Ms Volcz said Telhealth's main point of difference was that it was web-based, meaning users don't have to install software locally. It provides an electronic health record function as well as admission, discharge and transfer functions for admitting residents or patients to an aged care facility or medical centre and to discharge or transfer patients from a hospital, aged care facility or clinic.
It also has the capability to create and manage shared care plans, prescribe and manage medications and to send and receive secure messages from other healthcare professionals. According to Ms Volcz, Telhealth is only one of two clinical information solutions that meet the Australian technical standards for SMD.
“As far as we know there are only two software vendors who can do this,” she said. “Using Telhealth, doctors can send a message securely to any system as long as it is using the Australian Standard. Implementation of the standard is beginning now but as it becomes more widespread, we'll then develop a directory.”
Telhealth also has full PCEHR functionality, including the ability to create, upload and download shared health summaries, event summaries and discharge summaries. The company has completed NOC testing and is currently going through CCA testing for the various PCEHR components, she said.
HTR has also developed a number of mobile applications for Telhealth, including the ability for doctors to prescribe using a mobile phone.
“Because it is cloud-based, they can use an iPad, they can use a desktop, an iPhone or any Windows-based or Android-based device – it doesn't matter as it's agnostic. Windows 8 is coming out but it really doesn't matter to us – they can use any device they like.”
The mobile functionality allows healthcare professionals to provide care to older Australians in their homes or in aged care facilities, she said. “For example, for people who are house-bound, aged care professionals can visit them to take their blood pressure or sugar level readings, or to check their eyes or administer medication, and to send information securely to other healthcare professionals for review remotely.
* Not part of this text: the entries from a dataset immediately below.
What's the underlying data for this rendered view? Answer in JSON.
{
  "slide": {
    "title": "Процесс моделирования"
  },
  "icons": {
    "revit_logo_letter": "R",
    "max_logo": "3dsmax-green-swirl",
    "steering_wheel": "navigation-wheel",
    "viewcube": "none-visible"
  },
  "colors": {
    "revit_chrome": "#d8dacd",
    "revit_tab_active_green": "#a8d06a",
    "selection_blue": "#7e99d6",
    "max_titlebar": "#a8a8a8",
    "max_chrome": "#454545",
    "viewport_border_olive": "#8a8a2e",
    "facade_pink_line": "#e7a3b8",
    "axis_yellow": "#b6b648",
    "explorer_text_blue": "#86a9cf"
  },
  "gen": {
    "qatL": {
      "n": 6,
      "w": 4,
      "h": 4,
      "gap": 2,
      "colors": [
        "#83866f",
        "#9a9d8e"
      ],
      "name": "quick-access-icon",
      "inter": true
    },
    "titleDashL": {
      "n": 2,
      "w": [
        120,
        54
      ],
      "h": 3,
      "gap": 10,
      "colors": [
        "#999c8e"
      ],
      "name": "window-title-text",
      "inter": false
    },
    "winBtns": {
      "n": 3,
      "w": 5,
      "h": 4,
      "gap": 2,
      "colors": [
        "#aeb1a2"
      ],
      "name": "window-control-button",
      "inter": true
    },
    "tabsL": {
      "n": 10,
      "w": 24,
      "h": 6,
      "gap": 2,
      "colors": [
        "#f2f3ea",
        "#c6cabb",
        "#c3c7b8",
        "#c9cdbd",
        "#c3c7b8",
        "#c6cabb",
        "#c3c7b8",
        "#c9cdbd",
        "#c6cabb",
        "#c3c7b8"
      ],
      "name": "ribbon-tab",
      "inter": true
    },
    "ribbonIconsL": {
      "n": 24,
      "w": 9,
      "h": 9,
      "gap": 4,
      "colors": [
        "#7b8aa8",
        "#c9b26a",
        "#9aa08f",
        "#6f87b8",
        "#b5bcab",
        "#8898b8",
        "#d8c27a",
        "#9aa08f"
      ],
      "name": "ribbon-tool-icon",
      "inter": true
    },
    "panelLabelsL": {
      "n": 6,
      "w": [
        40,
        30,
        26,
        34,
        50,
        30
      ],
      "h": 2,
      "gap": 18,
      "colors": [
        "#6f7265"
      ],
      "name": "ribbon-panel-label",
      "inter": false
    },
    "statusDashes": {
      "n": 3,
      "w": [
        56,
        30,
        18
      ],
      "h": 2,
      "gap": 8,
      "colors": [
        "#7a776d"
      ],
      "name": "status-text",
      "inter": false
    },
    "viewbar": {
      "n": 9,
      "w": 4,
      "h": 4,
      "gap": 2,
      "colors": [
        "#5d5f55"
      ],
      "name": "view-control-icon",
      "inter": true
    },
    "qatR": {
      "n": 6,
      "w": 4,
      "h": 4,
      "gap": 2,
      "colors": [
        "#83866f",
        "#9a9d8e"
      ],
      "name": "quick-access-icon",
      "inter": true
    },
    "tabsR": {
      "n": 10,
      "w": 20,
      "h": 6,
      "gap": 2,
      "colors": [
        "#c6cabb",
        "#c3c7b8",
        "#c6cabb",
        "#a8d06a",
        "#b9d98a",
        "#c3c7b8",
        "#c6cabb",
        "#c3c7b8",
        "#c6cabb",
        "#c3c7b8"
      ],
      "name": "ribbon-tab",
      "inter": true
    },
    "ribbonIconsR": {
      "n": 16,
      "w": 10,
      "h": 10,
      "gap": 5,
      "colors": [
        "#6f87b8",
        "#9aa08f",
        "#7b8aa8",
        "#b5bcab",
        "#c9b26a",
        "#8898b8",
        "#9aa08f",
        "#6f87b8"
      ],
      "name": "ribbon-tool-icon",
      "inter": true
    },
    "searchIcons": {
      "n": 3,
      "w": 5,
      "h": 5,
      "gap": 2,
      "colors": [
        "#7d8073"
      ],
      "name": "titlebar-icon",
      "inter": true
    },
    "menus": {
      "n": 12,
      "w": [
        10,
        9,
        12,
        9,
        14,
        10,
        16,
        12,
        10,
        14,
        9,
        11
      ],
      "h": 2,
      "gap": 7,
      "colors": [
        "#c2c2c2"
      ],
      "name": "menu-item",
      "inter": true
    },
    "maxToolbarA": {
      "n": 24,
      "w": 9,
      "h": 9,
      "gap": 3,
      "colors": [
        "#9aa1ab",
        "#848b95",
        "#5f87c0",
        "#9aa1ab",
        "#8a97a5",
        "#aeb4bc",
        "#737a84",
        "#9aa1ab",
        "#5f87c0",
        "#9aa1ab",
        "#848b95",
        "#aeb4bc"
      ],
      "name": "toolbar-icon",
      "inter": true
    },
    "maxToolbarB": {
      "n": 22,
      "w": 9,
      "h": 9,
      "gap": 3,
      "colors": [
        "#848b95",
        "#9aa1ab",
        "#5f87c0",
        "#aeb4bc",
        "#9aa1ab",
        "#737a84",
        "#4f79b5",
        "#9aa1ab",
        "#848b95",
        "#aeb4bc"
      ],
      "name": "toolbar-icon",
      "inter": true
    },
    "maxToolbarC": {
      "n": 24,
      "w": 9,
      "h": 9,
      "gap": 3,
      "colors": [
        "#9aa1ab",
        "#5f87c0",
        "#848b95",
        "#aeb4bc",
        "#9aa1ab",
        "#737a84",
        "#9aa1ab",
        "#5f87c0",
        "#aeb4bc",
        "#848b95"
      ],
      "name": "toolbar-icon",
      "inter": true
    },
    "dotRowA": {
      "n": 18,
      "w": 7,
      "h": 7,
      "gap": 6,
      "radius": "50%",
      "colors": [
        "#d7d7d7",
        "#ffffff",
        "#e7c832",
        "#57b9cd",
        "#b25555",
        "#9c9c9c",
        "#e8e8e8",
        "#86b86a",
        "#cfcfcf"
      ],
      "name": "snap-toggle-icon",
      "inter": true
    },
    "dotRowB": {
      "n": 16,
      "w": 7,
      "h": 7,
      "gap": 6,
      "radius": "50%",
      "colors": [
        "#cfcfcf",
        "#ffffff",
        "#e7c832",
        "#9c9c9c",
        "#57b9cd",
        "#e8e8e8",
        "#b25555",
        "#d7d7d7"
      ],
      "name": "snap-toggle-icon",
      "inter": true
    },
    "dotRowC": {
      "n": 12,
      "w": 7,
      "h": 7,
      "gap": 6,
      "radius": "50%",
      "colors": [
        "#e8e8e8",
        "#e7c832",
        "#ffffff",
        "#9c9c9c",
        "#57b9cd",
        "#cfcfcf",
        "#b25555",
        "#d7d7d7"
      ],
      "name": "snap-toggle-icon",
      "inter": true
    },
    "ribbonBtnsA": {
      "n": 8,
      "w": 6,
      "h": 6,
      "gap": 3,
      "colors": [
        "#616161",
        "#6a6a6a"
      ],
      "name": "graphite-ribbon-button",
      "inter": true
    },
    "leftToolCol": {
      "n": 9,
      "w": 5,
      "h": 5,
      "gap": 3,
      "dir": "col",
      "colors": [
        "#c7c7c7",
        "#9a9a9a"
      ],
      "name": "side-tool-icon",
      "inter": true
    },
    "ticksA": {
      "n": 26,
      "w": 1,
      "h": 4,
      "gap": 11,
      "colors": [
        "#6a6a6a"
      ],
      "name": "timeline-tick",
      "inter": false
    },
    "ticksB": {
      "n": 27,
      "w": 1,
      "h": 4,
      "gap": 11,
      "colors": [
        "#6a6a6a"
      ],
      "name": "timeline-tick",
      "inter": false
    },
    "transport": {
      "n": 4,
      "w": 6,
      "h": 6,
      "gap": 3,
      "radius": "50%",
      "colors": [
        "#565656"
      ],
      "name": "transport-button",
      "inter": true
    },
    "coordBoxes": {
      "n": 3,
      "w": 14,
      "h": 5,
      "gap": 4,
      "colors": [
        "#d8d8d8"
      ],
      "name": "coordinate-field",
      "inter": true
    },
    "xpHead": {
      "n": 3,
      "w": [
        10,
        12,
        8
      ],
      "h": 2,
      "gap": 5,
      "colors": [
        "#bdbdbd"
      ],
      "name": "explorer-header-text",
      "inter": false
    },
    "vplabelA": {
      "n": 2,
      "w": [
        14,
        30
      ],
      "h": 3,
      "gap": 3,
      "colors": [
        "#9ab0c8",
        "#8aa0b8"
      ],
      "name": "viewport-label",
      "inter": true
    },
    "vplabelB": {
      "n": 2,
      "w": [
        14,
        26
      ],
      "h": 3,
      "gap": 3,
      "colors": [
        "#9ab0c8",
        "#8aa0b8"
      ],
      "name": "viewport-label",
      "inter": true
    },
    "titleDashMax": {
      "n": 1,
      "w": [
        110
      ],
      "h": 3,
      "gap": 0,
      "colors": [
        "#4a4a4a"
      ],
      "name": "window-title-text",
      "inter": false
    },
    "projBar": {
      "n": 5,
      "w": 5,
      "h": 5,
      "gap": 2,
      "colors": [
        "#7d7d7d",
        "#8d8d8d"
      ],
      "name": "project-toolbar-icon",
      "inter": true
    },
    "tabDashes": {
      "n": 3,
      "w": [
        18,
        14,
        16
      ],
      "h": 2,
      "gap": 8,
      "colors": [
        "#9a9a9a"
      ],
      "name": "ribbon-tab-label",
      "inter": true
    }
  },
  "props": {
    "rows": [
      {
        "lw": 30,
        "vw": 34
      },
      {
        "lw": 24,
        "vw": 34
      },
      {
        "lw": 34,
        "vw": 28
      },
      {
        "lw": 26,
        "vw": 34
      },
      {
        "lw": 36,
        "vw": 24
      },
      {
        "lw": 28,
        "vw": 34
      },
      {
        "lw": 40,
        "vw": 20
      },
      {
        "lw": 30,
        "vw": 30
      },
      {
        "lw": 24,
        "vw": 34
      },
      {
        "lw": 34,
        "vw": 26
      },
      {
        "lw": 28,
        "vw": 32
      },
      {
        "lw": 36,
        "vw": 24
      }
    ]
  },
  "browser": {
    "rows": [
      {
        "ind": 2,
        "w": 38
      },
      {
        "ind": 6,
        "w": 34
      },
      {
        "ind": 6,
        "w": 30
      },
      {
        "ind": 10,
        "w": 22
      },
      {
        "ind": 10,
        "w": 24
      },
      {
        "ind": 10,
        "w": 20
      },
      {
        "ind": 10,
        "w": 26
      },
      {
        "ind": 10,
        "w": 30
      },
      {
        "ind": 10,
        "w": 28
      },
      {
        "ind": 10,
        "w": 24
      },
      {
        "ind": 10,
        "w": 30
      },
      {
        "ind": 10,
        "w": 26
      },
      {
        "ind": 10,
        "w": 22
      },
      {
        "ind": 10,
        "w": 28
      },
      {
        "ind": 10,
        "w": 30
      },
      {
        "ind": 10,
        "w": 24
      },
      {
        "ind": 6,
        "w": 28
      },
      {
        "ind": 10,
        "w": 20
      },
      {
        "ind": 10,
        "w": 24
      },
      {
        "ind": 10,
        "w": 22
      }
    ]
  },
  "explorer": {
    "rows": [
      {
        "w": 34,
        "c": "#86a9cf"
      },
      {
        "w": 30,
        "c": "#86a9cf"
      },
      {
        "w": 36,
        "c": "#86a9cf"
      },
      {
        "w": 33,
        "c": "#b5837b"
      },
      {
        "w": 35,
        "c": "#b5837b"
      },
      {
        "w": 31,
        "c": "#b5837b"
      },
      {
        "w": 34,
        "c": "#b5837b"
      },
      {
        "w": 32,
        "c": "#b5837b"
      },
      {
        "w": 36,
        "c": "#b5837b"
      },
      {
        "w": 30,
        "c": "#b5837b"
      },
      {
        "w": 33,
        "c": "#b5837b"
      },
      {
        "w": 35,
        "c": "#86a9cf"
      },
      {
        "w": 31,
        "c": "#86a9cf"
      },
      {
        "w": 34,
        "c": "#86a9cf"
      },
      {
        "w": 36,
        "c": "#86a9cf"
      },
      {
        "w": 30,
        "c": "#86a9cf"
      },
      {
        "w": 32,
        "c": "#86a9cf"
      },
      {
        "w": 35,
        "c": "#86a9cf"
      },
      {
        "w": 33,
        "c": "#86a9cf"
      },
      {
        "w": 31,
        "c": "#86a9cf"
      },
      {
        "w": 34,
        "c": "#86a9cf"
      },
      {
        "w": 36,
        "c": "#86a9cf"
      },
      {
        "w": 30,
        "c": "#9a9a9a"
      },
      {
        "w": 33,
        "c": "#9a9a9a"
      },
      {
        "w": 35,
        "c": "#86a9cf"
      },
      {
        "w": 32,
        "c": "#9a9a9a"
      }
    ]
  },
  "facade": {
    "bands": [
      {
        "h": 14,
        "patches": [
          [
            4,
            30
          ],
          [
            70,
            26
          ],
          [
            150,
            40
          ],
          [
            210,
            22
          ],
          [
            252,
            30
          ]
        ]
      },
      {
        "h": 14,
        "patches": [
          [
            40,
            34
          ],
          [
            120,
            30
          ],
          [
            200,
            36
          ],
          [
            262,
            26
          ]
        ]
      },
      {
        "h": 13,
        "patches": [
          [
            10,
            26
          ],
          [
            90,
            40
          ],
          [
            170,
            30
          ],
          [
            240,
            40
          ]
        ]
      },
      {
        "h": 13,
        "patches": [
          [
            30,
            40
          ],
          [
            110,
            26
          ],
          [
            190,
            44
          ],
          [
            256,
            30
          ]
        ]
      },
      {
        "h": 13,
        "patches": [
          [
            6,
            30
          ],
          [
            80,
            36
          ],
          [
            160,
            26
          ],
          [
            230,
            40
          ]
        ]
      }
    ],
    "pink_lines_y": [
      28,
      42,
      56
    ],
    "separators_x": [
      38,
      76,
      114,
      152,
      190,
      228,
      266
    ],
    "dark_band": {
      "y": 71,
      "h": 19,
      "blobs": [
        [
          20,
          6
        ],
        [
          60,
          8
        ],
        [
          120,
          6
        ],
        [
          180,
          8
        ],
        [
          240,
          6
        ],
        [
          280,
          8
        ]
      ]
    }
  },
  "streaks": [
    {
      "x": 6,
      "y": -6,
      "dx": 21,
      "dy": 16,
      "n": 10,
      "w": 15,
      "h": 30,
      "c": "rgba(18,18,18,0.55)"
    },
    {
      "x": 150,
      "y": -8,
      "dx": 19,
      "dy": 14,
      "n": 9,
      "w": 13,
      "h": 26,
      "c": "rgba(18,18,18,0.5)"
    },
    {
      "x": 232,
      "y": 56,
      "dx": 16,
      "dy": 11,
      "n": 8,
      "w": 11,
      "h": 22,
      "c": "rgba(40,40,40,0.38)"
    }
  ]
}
“Nurses can also use HTR Telhealth mobile applications to record and send their progress notes to their supervisors for review and actions, and carers or patients can use the mobile apps to book medical appointments with their healthcare providers.”
The company is also targeting general practitioners with the solution, particularly those who don't want to bother with installing and maintaining software locally. HTR has added a Google Map function for GPs wanting to refer patients to a specialist nearest the patient's home. “It will search for the nearest and the availability of a specialist, although we need the specialist to register with us and to give us their calendar,” Ms Volcz said.
For the aged care client, Telhealth is working to connect its systems up to the PCEHR. “They have 13,000 beds and they think the PCEHR is a very good concept,” she said. “Because we were the first ones to integrate with the PCEHR, they decided it would be very easy to work with us.”